Over the weekend, a friend tweeted me about an interesting website called Gay Money: The Truth About Lesbian and Gay Economics. It purports to summarize “all the research on lesbian and gay economics in one convenient place.” The site’s author, Joe Clark, is a journalist in Canada, and he found that the “overwhelming consensus of over 60 research papers on lesbian and gay incomes holds that gay men earn less than straight men, while lesbians earn more than straight females.”
I haven’t verified Clark’s sources yet, but he offers plenty of references for the statistics that he’s cited (almost all of the data comes from the U.S.). And this isn’t the fist time I’ve seen someone debunking the stereotype that gay people are disproportionally wealthier than their straight counterparts.
Here are some of the conclusions that I found most interesting.
- Gay males work fewer hours than straight males. Lesbians work longer hours than straight females.
- Gay males often work in lower-wage, often female dominated jobs. The converse is true for lesbians who often work in high-wage, typically male dominated jobs.
- The group that earns the most are married hetero males. They work the longest hours and are generally paid more by employers. (Clark refers to this as the marriage premium.)
- Clark doesn’t believe discrimination has much to do with the wage gap. It’s more based on the amount of hours worked and the type of job.
Clark doesn’t say much about the income gap between gay men and lesbians. Because of the wage discrepancies between men and women, the assumption would be that gay men still make more than lesbians, despite not making more than straight men. Additionally, most of his research is from 2010 and before. I’d be interested to see if the statistics have changed with the coming of marriage equality and how that affects couples.
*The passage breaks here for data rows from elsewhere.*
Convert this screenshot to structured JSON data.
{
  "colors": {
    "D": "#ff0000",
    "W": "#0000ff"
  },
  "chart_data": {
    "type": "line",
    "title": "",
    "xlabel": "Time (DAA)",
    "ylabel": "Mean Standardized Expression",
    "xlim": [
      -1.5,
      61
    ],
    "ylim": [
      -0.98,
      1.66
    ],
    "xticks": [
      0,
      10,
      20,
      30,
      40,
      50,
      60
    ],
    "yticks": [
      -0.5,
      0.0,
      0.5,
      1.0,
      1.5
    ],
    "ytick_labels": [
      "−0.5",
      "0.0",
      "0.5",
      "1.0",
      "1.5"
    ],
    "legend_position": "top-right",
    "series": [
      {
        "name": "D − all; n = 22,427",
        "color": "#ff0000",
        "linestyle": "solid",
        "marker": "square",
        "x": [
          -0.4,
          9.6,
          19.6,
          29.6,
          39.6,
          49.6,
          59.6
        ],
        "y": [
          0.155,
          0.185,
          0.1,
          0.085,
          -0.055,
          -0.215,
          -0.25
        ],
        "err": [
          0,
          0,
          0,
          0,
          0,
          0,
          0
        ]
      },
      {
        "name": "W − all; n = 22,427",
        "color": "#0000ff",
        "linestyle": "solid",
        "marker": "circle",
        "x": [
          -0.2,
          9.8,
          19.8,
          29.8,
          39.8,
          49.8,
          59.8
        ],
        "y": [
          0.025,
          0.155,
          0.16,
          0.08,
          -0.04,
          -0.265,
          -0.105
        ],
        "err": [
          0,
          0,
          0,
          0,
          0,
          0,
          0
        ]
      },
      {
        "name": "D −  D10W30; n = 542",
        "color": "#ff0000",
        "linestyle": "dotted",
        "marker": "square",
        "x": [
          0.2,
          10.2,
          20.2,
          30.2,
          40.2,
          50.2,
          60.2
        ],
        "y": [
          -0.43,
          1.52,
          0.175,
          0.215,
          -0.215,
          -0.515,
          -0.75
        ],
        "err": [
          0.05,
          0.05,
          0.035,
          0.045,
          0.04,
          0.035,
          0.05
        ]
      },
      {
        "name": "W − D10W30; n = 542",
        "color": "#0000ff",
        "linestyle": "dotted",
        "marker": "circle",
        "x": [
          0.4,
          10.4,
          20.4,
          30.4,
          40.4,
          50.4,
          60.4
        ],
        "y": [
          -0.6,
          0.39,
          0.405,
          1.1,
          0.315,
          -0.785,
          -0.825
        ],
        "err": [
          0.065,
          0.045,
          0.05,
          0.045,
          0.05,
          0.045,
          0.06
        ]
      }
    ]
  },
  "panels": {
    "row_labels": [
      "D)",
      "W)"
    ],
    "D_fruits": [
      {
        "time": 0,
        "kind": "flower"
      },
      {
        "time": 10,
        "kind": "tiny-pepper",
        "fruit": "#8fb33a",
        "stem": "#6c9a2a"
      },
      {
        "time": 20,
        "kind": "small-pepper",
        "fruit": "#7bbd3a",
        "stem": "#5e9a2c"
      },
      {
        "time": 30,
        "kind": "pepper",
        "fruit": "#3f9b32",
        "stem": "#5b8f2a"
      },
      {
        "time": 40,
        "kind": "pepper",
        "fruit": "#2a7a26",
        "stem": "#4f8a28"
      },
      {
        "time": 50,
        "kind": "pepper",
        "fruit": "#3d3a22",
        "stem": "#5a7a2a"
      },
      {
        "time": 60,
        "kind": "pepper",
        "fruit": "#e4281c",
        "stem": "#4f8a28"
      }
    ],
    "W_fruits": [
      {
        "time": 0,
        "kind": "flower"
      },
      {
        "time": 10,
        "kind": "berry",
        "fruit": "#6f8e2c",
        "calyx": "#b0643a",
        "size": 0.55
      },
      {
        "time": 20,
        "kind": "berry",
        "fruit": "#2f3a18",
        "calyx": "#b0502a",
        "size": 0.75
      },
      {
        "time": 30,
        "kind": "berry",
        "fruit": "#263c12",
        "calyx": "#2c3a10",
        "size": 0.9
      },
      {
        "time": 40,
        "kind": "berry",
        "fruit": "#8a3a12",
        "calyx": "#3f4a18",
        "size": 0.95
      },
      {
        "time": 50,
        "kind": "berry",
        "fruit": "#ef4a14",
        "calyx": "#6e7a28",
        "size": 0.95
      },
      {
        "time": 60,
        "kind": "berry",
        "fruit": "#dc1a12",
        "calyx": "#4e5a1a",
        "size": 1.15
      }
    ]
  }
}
A 2013 report out of the Williams Institute in UCLA found the LGBT couples are poorer than straight couples. For example, 14.1 percent of lesbian couples and 7.7 percent of gay male couples receive food stamps, compared to 6.5% of different sex married couples. Gay and Lesbian couples raising children are more likely to be poorer than straight couples, as well. And LGBT seniors, especially women, are poorer on average than straight seniors in part because marriage inequality prevented same-sex couples from receiving the spousal social security benefits that straight, married couples get.
These statistics fascinate me and really important when it comes to the LGBTQ community’s relationship with our finances. We have less leeway to make money mistakes given the wage gap the seemingly exists. I hope this site can provide the information you need to help deal with the inequality and take control of your finances.